OK, I have txt files that I am parsing and saving into a sql db. The names are formatted like

R306025COMP_272A4075_20090929_080159.txt

However, there are a select few (out of thousands of files) with names that are formatted differently (particularly files that were generated as tests), example

R306025COMP_SU2_TestBottom_20090915_101441.txt

The reason this causes a problem for me is that I am using Split('_')[1,2,etc] to extract the R number, the 272A4075 portion, and the 20090929 (date) portion. When the application comes across the oddly named files, it fails because it is trying to parse 'TestBottom' as a date and inserts 'SU2' instead of the 272 number.
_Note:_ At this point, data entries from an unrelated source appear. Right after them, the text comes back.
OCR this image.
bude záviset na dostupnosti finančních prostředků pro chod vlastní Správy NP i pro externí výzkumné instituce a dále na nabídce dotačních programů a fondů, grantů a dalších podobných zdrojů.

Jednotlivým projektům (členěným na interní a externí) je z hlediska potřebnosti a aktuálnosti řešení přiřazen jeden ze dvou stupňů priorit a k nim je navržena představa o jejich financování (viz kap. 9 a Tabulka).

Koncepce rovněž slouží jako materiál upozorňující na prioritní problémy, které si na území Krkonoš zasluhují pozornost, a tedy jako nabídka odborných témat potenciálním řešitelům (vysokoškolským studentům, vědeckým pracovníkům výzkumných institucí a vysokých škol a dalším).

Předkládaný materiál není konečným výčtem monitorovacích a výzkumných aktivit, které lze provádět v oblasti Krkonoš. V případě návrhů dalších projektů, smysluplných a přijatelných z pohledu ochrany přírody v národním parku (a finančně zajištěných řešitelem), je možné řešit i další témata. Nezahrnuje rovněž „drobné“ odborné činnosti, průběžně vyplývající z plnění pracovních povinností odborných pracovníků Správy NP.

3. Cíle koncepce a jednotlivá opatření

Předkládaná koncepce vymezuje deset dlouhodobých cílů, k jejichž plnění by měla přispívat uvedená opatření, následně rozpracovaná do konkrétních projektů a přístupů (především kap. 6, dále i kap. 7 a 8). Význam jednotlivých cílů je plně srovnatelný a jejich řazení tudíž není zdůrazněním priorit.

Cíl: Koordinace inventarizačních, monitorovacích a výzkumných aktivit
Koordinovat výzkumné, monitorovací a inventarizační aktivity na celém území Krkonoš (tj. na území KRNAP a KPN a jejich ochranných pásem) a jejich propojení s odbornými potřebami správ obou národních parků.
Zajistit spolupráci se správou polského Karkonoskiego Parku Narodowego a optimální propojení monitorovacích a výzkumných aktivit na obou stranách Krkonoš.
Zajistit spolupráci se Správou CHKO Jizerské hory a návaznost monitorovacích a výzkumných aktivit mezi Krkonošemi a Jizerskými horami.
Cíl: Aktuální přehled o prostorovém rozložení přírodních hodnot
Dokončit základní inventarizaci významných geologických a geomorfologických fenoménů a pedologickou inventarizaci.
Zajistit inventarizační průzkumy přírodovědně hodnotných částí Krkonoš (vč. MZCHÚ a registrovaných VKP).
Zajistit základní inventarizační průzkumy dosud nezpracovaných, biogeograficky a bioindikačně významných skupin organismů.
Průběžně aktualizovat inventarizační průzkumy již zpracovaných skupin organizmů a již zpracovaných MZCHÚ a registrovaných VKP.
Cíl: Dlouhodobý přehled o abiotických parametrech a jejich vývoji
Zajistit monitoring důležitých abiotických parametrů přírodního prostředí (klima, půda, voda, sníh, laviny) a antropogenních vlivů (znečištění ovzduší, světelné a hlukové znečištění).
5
Basically I want the app to recognize that if the file's name is not formatted like my first example, skip it. Any advice?

+2  A: 

Can you just do the following based on the split:

string[] parsedLine = yourData.Split('_');
string theR = parsedLine[0];
string theCode = parsedLine[1];
string theDatePart = (parsedLine.Length > 4) ? parsedLine[3] : parsedLine[2];

If you want it to just skip it the bad lines just do:

string[] parsedLine = yourData.Split('_');
if (parsedLine.Length > 4) continue;  // assuming your looping

Would need to see a little code if you want a better solution as I am not exactly sure how you are getting the line data.

Kelsey
@jakesankey You should only do the split once and store it and then do a check if the data is valid BEFORE trying to write to the DB. Doing it all inline with no validation seems to be your problem.
Kelsey
the problem with this would be if the name changed to something like R306025COMP_TestBottom_20090915_101441_SU2.txt .. Then what would happen???
jakesankey
A: 
foreach (var fileName in fileNames) {
    if (fileName.Count(c => c == '_') != 3) continue;
    // etc...
}
kevingessner
+1  A: 

Use a regex match on the file name, which means it will match the regex anywhere in the filename (so you don't have to be concerned about exactly where in the string it occurs, and the exact result is extracted out for you). Then if you fail to find the required matches, skip the file (no exceptions are generated, you just get nothing in your Matches object).

I'd do you up a sample but i don't have VS handy at the moment. The Regex stuff lives in the System.Text.RegularExpressions namespace.

slugster
I would love to see an example of this!